Try switching off the car more often at red lights, as the technology was developed for start-stop cars mainly (I believe).

Any thoughts or suggestions are totally welcome! Not sure what years you’re referring to but I think Audi has changed the “logic” with their battery management system. Now it’s just code in and forget with the actual code telling the system what the amp hours, cca, and type of battery is being installed. It does remember up to three batteries you’ve installed in the past too.

But I’ll look into that and see if there’s some way to run adaptation on it.

The voltage isn’t coming, I believe, from the battery end, but from the alternator end of things. The lithium ion batteries can charge and discharge far more rapidly and they have less than half the internal resistance of a normal lead acid/agm type battery.
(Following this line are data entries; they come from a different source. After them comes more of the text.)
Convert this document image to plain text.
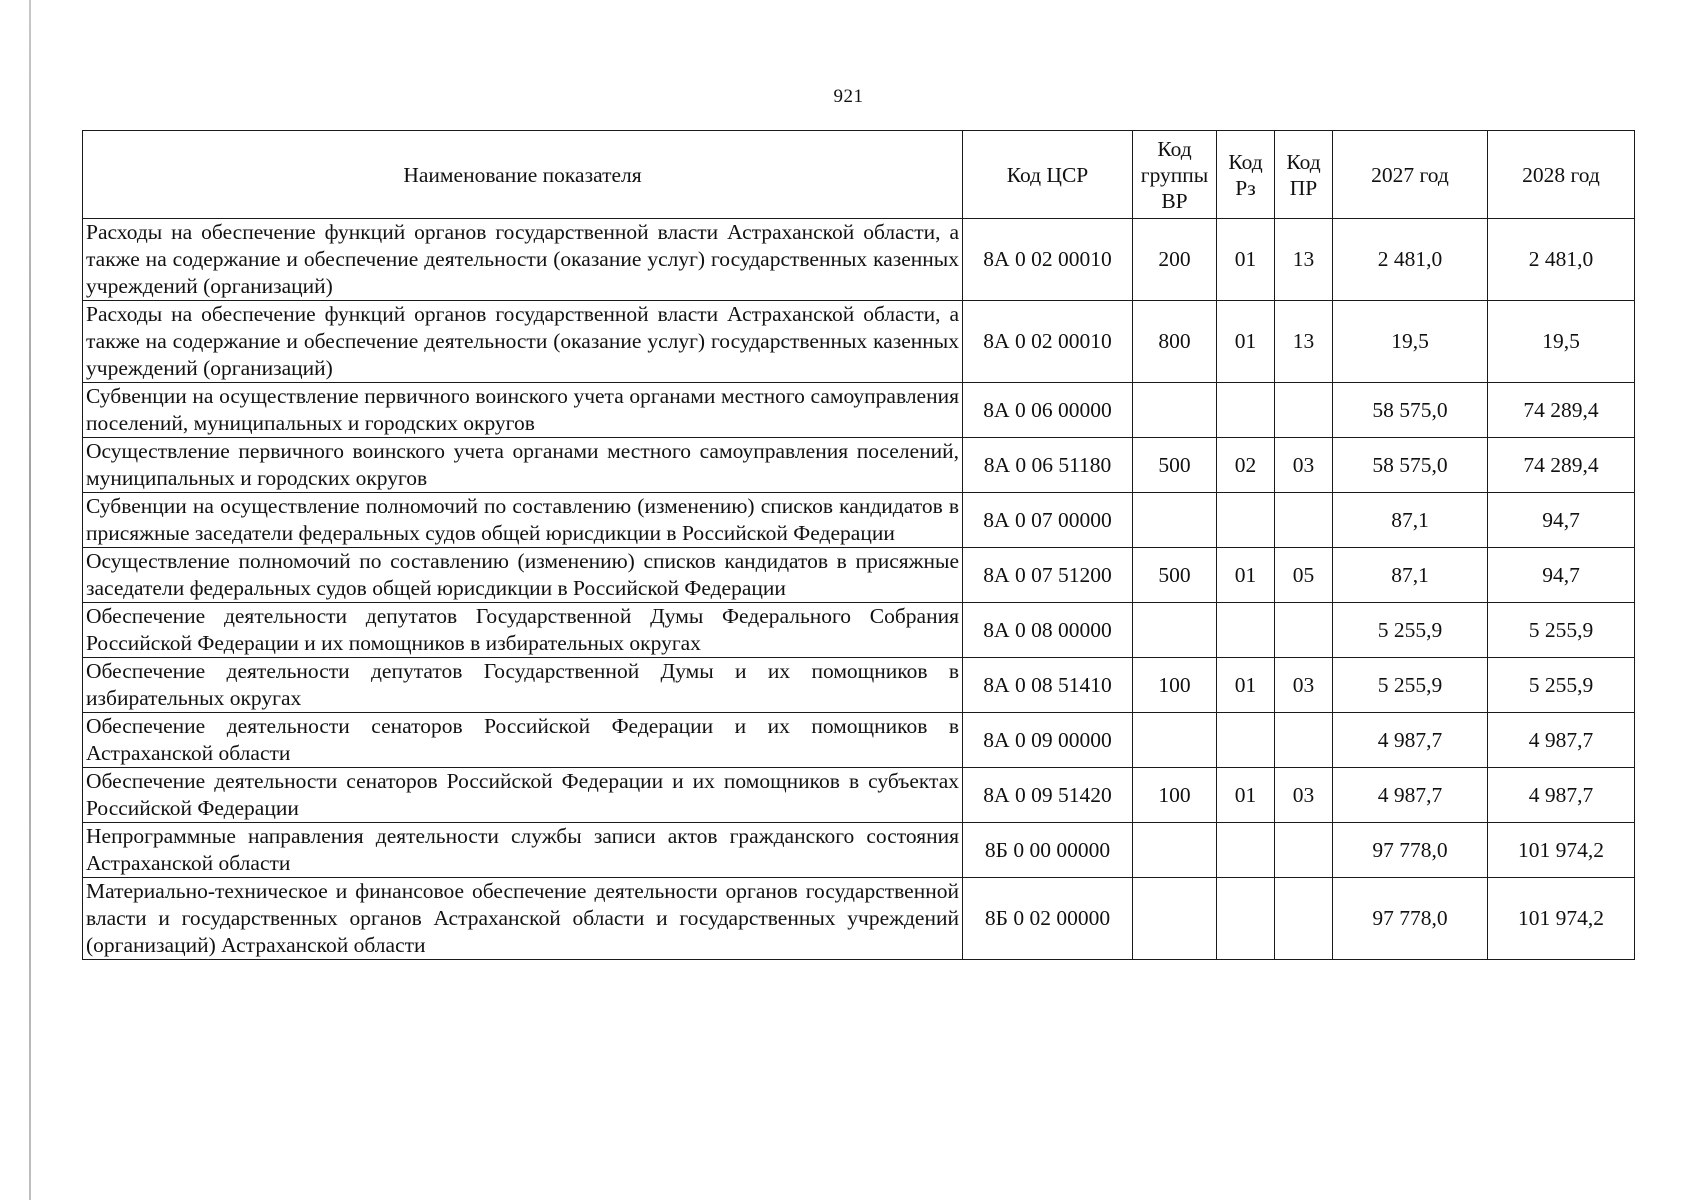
921
Наименование показателя	Код ЦСР	Код группы ВР	Код Рз	Код ПР	2027 год	2028 год
Расходы на обеспечение функций органов государственной власти Астраханской области, а также на содержание и обеспечение деятельности (оказание услуг) государственных казенных учреждений (организаций)	8А 0 02 00010	200	01	13	2 481,0	2 481,0
Расходы на обеспечение функций органов государственной власти Астраханской области, а также на содержание и обеспечение деятельности (оказание услуг) государственных казенных учреждений (организаций)	8А 0 02 00010	800	01	13	19,5	19,5
Субвенции на осуществление первичного воинского учета органами местного самоуправления поселений, муниципальных и городских округов	8А 0 06 00000				58 575,0	74 289,4
Осуществление первичного воинского учета органами местного самоуправления поселений, муниципальных и городских округов	8А 0 06 51180	500	02	03	58 575,0	74 289,4
Субвенции на осуществление полномочий по составлению (изменению) списков кандидатов в присяжные заседатели федеральных судов общей юрисдикции в Российской Федерации	8А 0 07 00000				87,1	94,7
Осуществление полномочий по составлению (изменению) списков кандидатов в присяжные заседатели федеральных судов общей юрисдикции в Российской Федерации	8А 0 07 51200	500	01	05	87,1	94,7
Обеспечение деятельности депутатов Государственной Думы Федерального Собрания Российской Федерации и их помощников в избирательных округах	8А 0 08 00000				5 255,9	5 255,9
Обеспечение деятельности депутатов Государственной Думы и их помощников в избирательных округах	8А 0 08 51410	100	01	03	5 255,9	5 255,9
Обеспечение деятельности сенаторов Российской Федерации и их помощников в Астраханской области	8А 0 09 00000				4 987,7	4 987,7
Обеспечение деятельности сенаторов Российской Федерации и их помощников в субъектах Российской Федерации	8А 0 09 51420	100	01	03	4 987,7	4 987,7
Непрограммные направления деятельности службы записи актов гражданского состояния Астраханской области	8Б 0 00 00000				97 778,0	101 974,2
Материально-техническое и финансовое обеспечение деятельности органов государственной власти и государственных органов Астраханской области и государственных учреждений (организаций) Астраханской области	8Б 0 02 00000				97 778,0	101 974,2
That’s why a small 40Ah battery can crank over the RS5’s motor with such authority. There’s no difference in the cranking/starting between the Antigravity and my old 110Ah battery. In fact it probably turns over a hair more quickly.

^^^typed that up this morning but forgot to hit send. Busy day.

Anyway…I literally stumbled across an interesting bit of information. There is a product called RS Nav which is an Android Auto/Carplay interface for those who don’t know. It’s a stand alone device which interfaces with the MMI.

On later model RS Nav’s, they have something called “dual clutch support” in their setup menu. If you have a dual clutch-equipped Audi, and don’t check that box, it can cause the car to have almost the exact same issues as what’s being seen with the AG batteries. Dash lights up with multiple warnings.

I am trying to find the root cause of the RS Nav issues and what exactly checking that box does to change the electrical behavior and keep the errors at bay. Just thought the parallels were too close to be a coincidence. They somehow have to be related and it might be a coding issue.

I have an older RS Nav installed and Greyson had one in his car as well. With that said, Greyson’s car ran fine with the RS Nav installed and a normal battery. There’s a change in the later version RS Nav which must be causing the issue.

Just to clarify, I was thinking the ECU would think the battery was half full when the lithium ion battery is in fact at >80 %. At that charge the rate of charging accepted by a typical li ion battery would be limited to less than what the alternator produces at hard braking (to extend the life of the battery). I am almost sure it is using voltage difference to determine the state if charge though, so it does not play in.

Do have an error log code programmed on the battery?

Sort of a side note, did anyone manage to enable the battery screen on the MMI using the green screen?